- Born: 20 April 1879 London, England
- Died: 26 September 1959 (aged 80) Darlinghurst, New South Wales
- Occupation: Theatre entrepreneur
- Parent: John Fuller
- Family: Ben Fuller

= John Fuller (theatrical entrepreneur) =

New Zealand theatrical entrepreneur (1879–1959)

John Fuller (20 April 1879 – 26 September 1959) was an English-born New Zealand theatrical entrepreneur and local politician.

==Biography==
===Early life===
Fuller was born on 20 April 1879 in London, England. His father, John Fuller senior, was a singer and theatre operator and his sons assisted in performances and operations of his company. Fuller performed in his father's minstrel troupe in London before leaving for Australia, arriving in Melbourne on 31 July 1891. He attended school at Collingwood.

===Early career===
In February 1892 he was engaged by J. C. Williamson for La Cigale and worked for almost three years in Williamson's Royal Comic Opera Company as call-boy. He frequently played juvenile parts as needed and deputized as stage-manager for Henry Bracy on occasion.

His family moved again, shifting to New Zealand in 1894, settling in Auckland. At the time he was still in school, but still performed several time a week. He sang on Wednesday night's at his father's concerts as well as partaking in Sunday night choir music performances. When his father started waxworks displays and lantern shows from 1898, he assisted his father and gave vaudeville performances, including when they took the show on tour to Dunedin in 1899. His brother Ben remained in Dunedin while he went to Wellington to manage his father's theatre there. He married Alice Gertrude Mary Fraser on 5 July 1902, in Hobart, with whom he had a daughter. He went into the film theatre business in 1907 as well as expanding the vaudeville acts. In 1911 his father retired and Fuller, together with Ben, were assigned the management of the company.

===Politics===
In 1911 he was elected a member of the Wellington City Council as an independent candidate. He was re-elected for two further terms (the last of which on the Citizens League ticket) until 1917 when he did not seek re-election.

===Later career===
He divorced his first wife in December 1913 and remarried to Lavina Moar on 28 September 1916. In 1914, together with Ben, he became joint governing director of John Fuller & Sons Ltd. In 1916 the company presented a season of Italian grand opera but later that year, after Ben volunteered for military service in World War I, he moved to Sydney to oversee the Australian operations, leaving his other brother Walter in charge in New Zealand. In 1929 he became a director of the Australian Broadcasting Company.

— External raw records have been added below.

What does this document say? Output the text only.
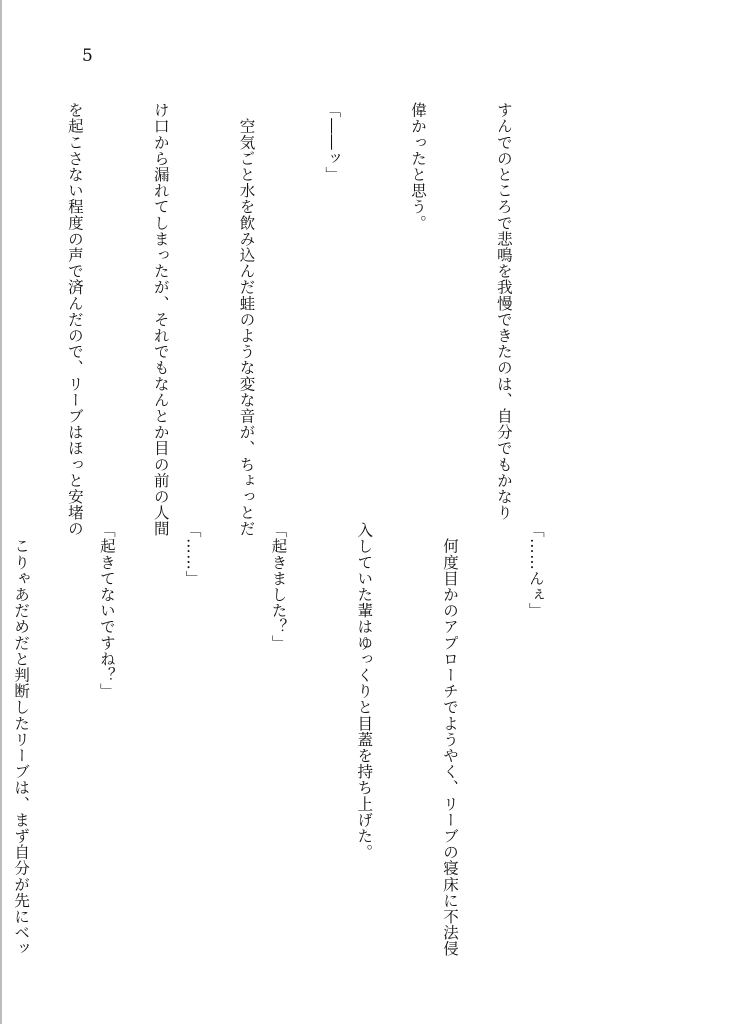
5

すんでのところで悲鳴を我慢できたのは、自分でもかなり

偉かったと思う。

「――ッ」

　空気ごと水を飲み込んだ蛙のような変な音が、ちょっとだ

け口から漏れてしまったが、それでもなんとか目の前の人間

を起こさない程度の声で済んだので、リーブはほっと安堵の

「……んぇ」

　何度目かのアプローチでようやく、リーブの寝床に不法侵

入していた輩はゆっくりと目蓋を持ち上げた。

「起きました？」

「……」

「起きてないですね？」

　こりゃあだめだと判断したリーブは、まず自分が先にベッ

After tiring of regular travelling, and the brothers divided their assets in 1934, with Fuller taking the St James Theatre company and building as most of his share. From then on he dealt in real estate until retiring from all his remaining business activities in 1944.

In retirement he enjoyed playing bowls. He died on 26 September 1959 at St Luke's Hospital, Darlinghurst. He was cremated and was survived by his wife, two sons and two daughters. At the time of his death his estate was valued for probate at £163,406.